The Spring Security and Spring Framework teams have collaborated to release fixes for the following CVEs.

• CVE-2025-41248: Spring Security authorization bypass for method security annotations on parameterized types
• CVE-2025-41249: Spring Framework Annotation Detection Vulnerability

Both of these CVE reports pertain to vulnerabilities that may be encountered when using security annotations on methods within type hierarchies with a parameterized super type with unbounded generics. See the individual CVE reports for further details.

CVE-2025-41248

The Spring Security 6.4.10 and 6.5.4 open source releases address CVE-2025-41248.

CVE-2025-41249

The Spring Framework 6.2.11 open source release addresses CVE-2025-41249.
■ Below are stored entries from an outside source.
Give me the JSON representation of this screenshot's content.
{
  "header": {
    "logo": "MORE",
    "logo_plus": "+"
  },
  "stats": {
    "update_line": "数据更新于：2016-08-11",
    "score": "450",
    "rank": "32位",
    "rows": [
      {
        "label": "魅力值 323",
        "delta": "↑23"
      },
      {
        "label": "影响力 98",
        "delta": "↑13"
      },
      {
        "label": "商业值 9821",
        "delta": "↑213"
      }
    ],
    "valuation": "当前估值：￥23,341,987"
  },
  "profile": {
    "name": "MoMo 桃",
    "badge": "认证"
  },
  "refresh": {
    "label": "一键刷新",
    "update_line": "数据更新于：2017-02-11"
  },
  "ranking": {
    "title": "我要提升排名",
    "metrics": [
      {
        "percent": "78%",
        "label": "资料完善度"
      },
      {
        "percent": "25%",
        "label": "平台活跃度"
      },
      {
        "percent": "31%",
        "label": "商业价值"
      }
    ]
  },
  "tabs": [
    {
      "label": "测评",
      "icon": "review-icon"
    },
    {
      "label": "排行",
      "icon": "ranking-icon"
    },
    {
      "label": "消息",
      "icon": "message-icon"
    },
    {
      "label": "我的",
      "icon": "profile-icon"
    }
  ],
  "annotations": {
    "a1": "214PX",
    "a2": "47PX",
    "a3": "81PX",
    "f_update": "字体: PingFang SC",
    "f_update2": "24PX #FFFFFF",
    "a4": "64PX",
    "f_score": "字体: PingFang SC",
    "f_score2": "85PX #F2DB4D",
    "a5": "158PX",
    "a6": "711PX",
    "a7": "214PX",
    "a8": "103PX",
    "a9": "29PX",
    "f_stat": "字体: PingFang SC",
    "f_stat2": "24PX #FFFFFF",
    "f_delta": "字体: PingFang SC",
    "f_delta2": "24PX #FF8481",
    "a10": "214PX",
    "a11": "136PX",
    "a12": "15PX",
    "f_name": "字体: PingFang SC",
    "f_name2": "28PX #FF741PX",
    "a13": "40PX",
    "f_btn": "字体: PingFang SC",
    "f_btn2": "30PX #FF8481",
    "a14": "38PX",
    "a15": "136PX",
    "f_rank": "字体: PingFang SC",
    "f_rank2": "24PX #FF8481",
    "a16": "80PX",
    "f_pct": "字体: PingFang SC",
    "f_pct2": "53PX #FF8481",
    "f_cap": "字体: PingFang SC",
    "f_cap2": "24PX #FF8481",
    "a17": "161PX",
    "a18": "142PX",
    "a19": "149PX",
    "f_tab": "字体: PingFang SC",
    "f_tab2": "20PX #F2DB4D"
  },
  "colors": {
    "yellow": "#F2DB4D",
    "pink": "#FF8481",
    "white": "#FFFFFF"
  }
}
Open source support for the Spring Framework 5.3.x and 6.1.x generations has ended; however, this fix has been applied to the Spring Framework 5.3.45 and 6.1.23 commercial releases, which are available now.

If you are not a commercial customer, please consider upgrading to a supported open source version of Spring Framework at your earliest convenience. Commercial customers using Spring Boot 2.7, 3.2, or 3.3 can make use of Spring Boot Hotfix releases 2.7.29.1, 3.2.18.1, and 3.3.15.1. Releases are available now on the Spring commercial artifact repository and can be accessed with a Spring Enterprise Subscription.